Against all odds, Deadpool is a success. Everything about its troubled production, possibly illegal tactics to generate buzz, and overall impact will make for a great industry memoir some day. Until then, anyone can only speculate as to what the future looks like for studio superhero movies. Guardians of the Galaxy director James Gunn warns Hollywood will now aim to make everything “like Deadpool,” and comics writer Todd McFarlane is already hard at work resurrecting his cult horror antihero Spawn.
But as much of a “game-changer” as Deadpool may be, a portion of its success relied on a superficial element that allowed the movie to break bank, and it will be a luxury its direct sequel Deadpool 2 will lack: Ryan Reynolds and his handsome mug.
Among the biggest reasons why Deadpool succeeded is due to the performance and appeal of its star Ryan Reynolds, an impeccably handsome actor with sharp comedic talent. The man is a 6-foot-2 cocktail of non-threatening Canadian geniality with a dynamic voice that can change octaves on instinct and abs more solid than concrete. It wasn’t just great casting, it was downright necessary to have Reynolds lead, because only Reynolds can be comically expressive underneath an opaquely red mask.

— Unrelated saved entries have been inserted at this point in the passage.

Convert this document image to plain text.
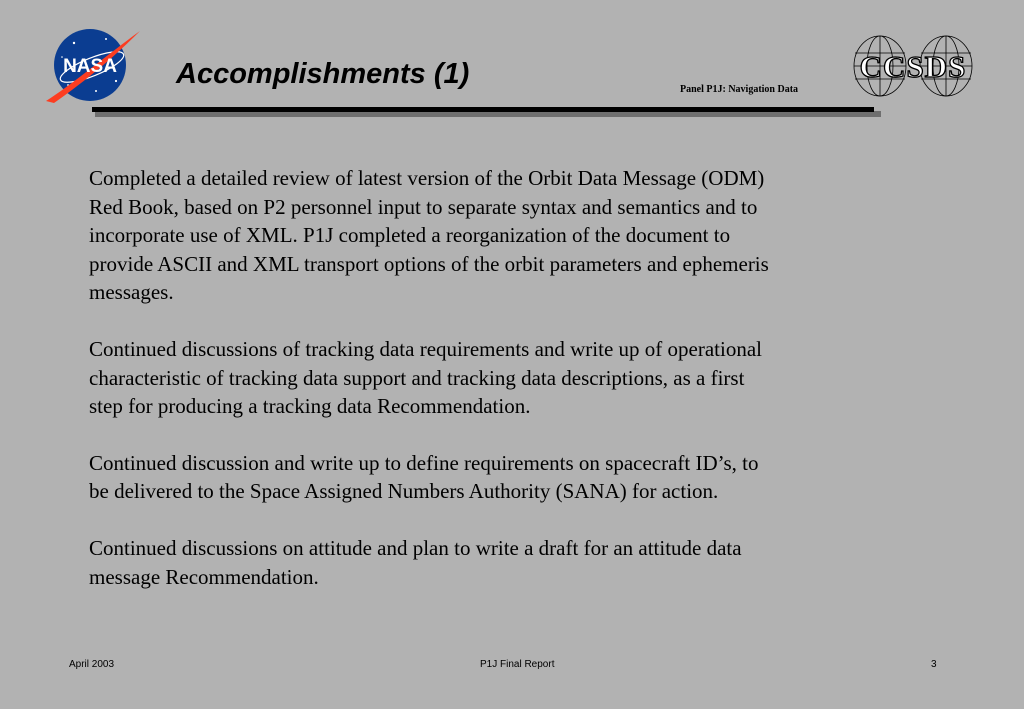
NASA Accomplishments (1)	Panel P1J: Navigation Data
CCSDS

Completed a detailed review of latest version of the Orbit Data Message (ODM)
Red Book, based on P2 personnel input to separate syntax and semantics and to
incorporate use of XML. P1J completed a reorganization of the document to
provide ASCII and XML transport options of the orbit parameters and ephemeris
messages.

Continued discussions of tracking data requirements and write up of operational
characteristic of tracking data support and tracking data descriptions, as a first
step for producing a tracking data Recommendation.

Continued discussion and write up to define requirements on spacecraft ID’s, to
be delivered to the Space Assigned Numbers Authority (SANA) for action.

Continued discussions on attitude and plan to write a draft for an attitude data
message Recommendation.

April 2003	P1J Final Report	3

Ryan Reynolds spent a good chunk of Deadpool without his mask and sporting his normal, chiseled face, and that worked to the movie’s benefit. Masks are death for superhero movies. Beyond how much they cover up the very expensive actors they hire, producers and filmmakers dislike it because it’s visually displeasing. The biggest hurdles the genre suffered in the modern era were compromising the toy-friendly superhero masks and the inability for performers to act with them.
This frequently-criticized scene in Sam Raimi’s otherwise great Spider-Man is a prime example: It’s like watching a director play with action figures.
Scenes like the one above are why the X-Men filmmakers never cover Hugh Jackman with Wolverine’s yellow mask. Today’s lucrative contracts, star marketability, and the general hindrance of masks are why in The Avengers, Chris Evans takes off Captain America’s helmet so frequently and why Jeremy Renner’s Hawkeye doesn’t even have one.
But even if Reynolds spends half of Deadpool 2 without a mask, being Wade Wilson is no solution. Wade’s scarred face after his transformative torture is a key character element ripped from Marvel’s comics, but it will be a challenge to the future of the appeal of Deadpool. This wouldn’t be an issue if Deadpool were targeting toy-loving kids (see: every Batman movie ever), but Deadpool is definitively not for them and it’s leaving Deadpool as a franchise in a rough spot.
The first movie had other factors that worked in concert with Ryan Reynolds’ appeal that contributed to Deadpool’s box office dominance, such as its place in the oft-ignored winter season and for being the perfect Valentine’s Day date flick. It’s worth questioning if Deadpool would have performed as well as it did in the summer.
Deadpool fans know why Wade Wilson’s face looks, as T.J. Miller says in the movie, “like an avocado had sex with an even older avocado,” and no doubt those fans will return for Deadpool 2. But will viewers who only just became familiar with Deadpool or those not riding aboard the hype train this time be willing to climb aboard for Deadpool 2? If they don’t, that’s one wound Deadpool’s super healing won’t patch up.